A simple way of checking if the coefficients for each of the parameters, as chosen, come close to the average value seen in the data. This exercise was an additional check but not really necessary anymore considering the curves fittedΒ above.

In R, there is a very nice package called NLStools, which will help you look at the data and offer functions to preview the coefficients you deem to be a good fit. Like I said before, that process is quite difficult, and unlike simple linear regression or mixed modeling, decent starting values are key in finding the solution. If there isΒ one.

Residual Sums of Squares are provided which does not mean that much without comparison.
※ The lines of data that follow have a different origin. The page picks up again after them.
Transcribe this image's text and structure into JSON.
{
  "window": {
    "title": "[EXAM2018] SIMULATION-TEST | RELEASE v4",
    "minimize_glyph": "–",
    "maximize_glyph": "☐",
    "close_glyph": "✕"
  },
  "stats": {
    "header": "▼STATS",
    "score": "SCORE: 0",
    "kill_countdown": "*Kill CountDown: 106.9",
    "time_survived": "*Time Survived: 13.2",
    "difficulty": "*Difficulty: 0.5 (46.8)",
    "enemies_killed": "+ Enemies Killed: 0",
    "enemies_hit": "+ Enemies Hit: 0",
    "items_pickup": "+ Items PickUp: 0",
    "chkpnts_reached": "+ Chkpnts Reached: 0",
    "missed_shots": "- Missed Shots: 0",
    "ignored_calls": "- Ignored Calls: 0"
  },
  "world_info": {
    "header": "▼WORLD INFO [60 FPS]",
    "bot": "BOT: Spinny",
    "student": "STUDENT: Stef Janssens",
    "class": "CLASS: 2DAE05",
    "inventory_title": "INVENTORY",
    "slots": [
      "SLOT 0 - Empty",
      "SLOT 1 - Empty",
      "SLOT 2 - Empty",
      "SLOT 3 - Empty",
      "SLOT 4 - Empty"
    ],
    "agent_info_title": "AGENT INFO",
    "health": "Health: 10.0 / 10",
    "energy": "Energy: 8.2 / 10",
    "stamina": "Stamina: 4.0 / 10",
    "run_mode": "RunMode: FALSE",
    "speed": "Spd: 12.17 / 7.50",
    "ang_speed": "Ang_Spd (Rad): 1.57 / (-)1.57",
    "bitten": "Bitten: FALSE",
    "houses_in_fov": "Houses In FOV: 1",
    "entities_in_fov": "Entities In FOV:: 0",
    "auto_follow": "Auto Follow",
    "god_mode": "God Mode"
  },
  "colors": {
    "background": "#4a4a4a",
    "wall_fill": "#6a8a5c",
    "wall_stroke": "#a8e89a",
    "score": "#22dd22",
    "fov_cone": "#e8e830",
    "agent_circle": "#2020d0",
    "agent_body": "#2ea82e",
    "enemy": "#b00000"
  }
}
However, considering the scale, it is still more than you wouldΒ like.
The picture that belongs to the preview process. The model looks good, but the high Residual Sum of Squares is to be explained forΒ sure.

Up until now, I have fed the formula a single or just a couple of scenarios. That is good if you know where to look but often you do not, so it is better to conduct a grid search. What this simply means is that you create a matrix of combinations and then let the model sift toΒ that.

Below is the command for the grid and how itΒ looks.

grid.theo<-expand.grid(list(P=seq(2, 4, by=0.1), 
Ks=seq(0.010, 0.020, by=0.01),
B=seq(1.4, 1.6, by=0.01),
Ka=seq(0.005,0.007,by=0.01),
Ke=seq(0.006,0.008, by=0.01)))
grid.theo

Then, it is time to feed the model theΒ grid.

mod1 <- nls2(formulaExp,
data=datasub,
start = grid.theo,
algorithm = "brute-force")
plot(mod1)
nls2(formulaExp, data=datasub, start = mod1)
I am getting a lot ofΒ errors.

However, the model does produce. You can see the formula, the coefficients, and the residual sum of squares of the model chosen. It looks a lot higher than the value I obtained from the lastΒ preview.

Now, there ARE other ways of using grid searches by connecting them directly to the model. Here, you see me going at itΒ again.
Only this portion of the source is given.